With drawings by Pablo Picasso
Jean Tardieu’s poetry has an almost child-like simplicity, and in France his work is studied both in universities and in primary schools. Yet while he is a household name in France and has been translated into most European languages, his poetry remains little known in the English-speaking world, despite its immediacy and sense of fun.
Tardieu is a writer of enormous range, and his poetry addresses problems of experience and language central to modern literature, bringing lively wit and humour to bear upon an anguished interrogation of the world. His father was a successful painter and his mother an accomplished musician, and his fascination with the art of the writer on the one hand, and paintings and music on the other, is another constant presence in his work.
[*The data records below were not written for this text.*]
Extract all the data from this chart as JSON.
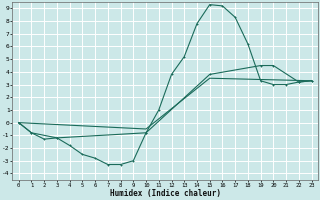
{
  "title": "",
  "xlabel": "Humidex (Indice chaleur)",
  "bg_color": "#cce8e8",
  "grid_color": "#ffffff",
  "line_color": "#1a6b5a",
  "xlim": [
    -0.5,
    23.5
  ],
  "ylim": [
    -4.5,
    9.5
  ],
  "xticks": [
    0,
    1,
    2,
    3,
    4,
    5,
    6,
    7,
    8,
    9,
    10,
    11,
    12,
    13,
    14,
    15,
    16,
    17,
    18,
    19,
    20,
    21,
    22,
    23
  ],
  "yticks": [
    -4,
    -3,
    -2,
    -1,
    0,
    1,
    2,
    3,
    4,
    5,
    6,
    7,
    8,
    9
  ],
  "line1_x": [
    0,
    1,
    2,
    3,
    4,
    5,
    6,
    7,
    8,
    9,
    10,
    11,
    12,
    13,
    14,
    15,
    16,
    17,
    18,
    19,
    20,
    21,
    22,
    23
  ],
  "line1_y": [
    0,
    -0.8,
    -1.3,
    -1.2,
    -1.8,
    -2.5,
    -2.8,
    -3.3,
    -3.3,
    -3.0,
    -0.8,
    1.0,
    3.8,
    5.2,
    7.8,
    9.3,
    9.2,
    8.3,
    6.2,
    3.3,
    3.0,
    3.0,
    3.2,
    3.3
  ],
  "line2_x": [
    0,
    1,
    3,
    10,
    15,
    19,
    20,
    22,
    23
  ],
  "line2_y": [
    0,
    -0.8,
    -1.2,
    -0.8,
    3.8,
    4.5,
    4.5,
    3.2,
    3.3
  ],
  "line3_x": [
    0,
    10,
    15,
    23
  ],
  "line3_y": [
    0,
    -0.5,
    3.5,
    3.3
  ]
}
Tardieu was born in 1903, and this selection spans 80 years of his writing. In his early years the difﬁculties of writing lyric poetry in a schizophrenic age led him to a multiplication of poetic voices, and so to working for the stage, and he was writing what was subsequently dubbed Theatre of the Absurd before Beckett’s and Ionesco’s plays had ever been performed in public. He died in 1995.
This selection includes the sequence Space and the Flute (1958), which Tardieu wrote for drawings by his friend Pablo Picasso. Their poems and drawings are reproduced together in this edition.
Dual language French-English edition.